January 27, 2022 feature

A four-megabit nvCIM macro for edge AI devices

by Ingrid Fadelli , Tech Xplore

Edge AI devices, systems that combine artificial intelligence (AI) and edge computing techniques, are becoming an essential part of the rapidly growing Internet of Things (IoT) ecosystem. These devices include smart speakers, smart phones, robots, self-driven cars, drones and data-processing surveillance cameras.

While these technologies have become increasingly advanced over the past few years, most of them exhibit limited energy efficiencies, inference accuracies, and battery lifetimes. Non-volatile computing-in-memory (nvCIM) architectures, an emerging class of approaches that minimize the movement of data between processors and memory components, could help to significantly reduce the latency and energy consumption associated with complex AI computations.

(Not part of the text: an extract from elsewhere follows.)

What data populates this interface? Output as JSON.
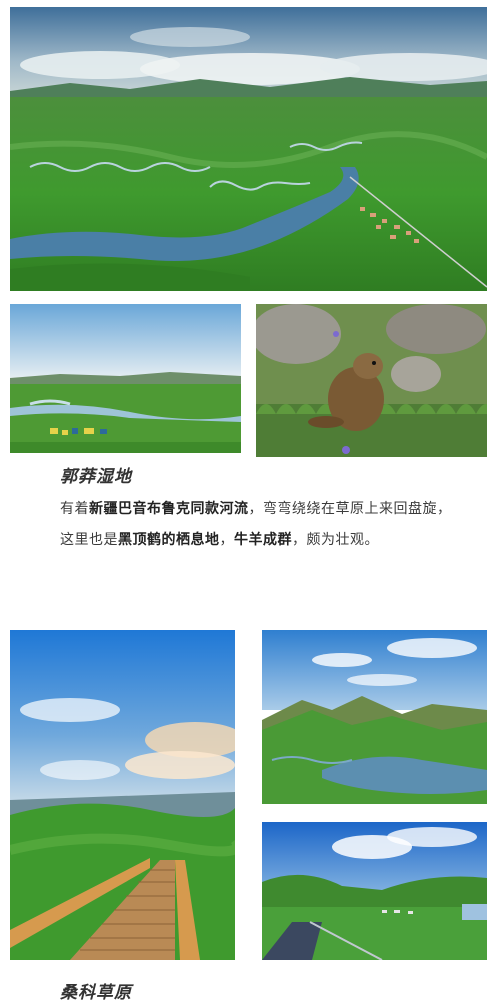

Researchers at the Taiwan Semiconductor Manufacturing Company (TSMC) recently developed a new four-megabit (4Mb) nvCIM approach that could help to improve the overall performance of edge AI devices. Their proposed architecture, presented in a paper published in Nature Electronics, combines memory cells with peripheral circuitry based on complementary metal-oxide semiconductor (CMOS) technology.

"The computing latency and energy consumption of neural networks operating for AI applications using conventional von Neumann computing architectures are dominated by the movement of data between the processing element and memory, creating a performance bottleneck known as the memory wall," Meng-Fan Chang, one of the researchers who carried out the study, told TechXplore. "NvCIM may help to overcome the memory-wall bottleneck for battery-powered AI edge devices by allowing analog operations for vector-matrix multiplication, which is the major computing operation in the neural network during the inference stage."

NvCIM architectures can significantly reduce the amount of data that is transferred between processors and memories in AI edge devices, particularly while the devices are performing inference and power-on operations on-chip. This can in turn lead to better energy efficiencies and extended battery lifetimes.

Chang and his colleagues have been developing computing-in-memory (CIM) devices for almost 10 years. In their past studies, they used a variety of different memory components, including SRAM, STT-MRAM, PCM, ReRAM, and NAND-Flash, to assess the resulting performance.

"Over the past five years, we presented 40 papers related to CIM at top Microelectronics conferences (ISSCC, IEDM and DAC)," Chang explained. "Our recent work builds on our long-term research on CIM, which outlined technical background of memory circuit design, the system-level chip design of neural networks, and AI algorithms."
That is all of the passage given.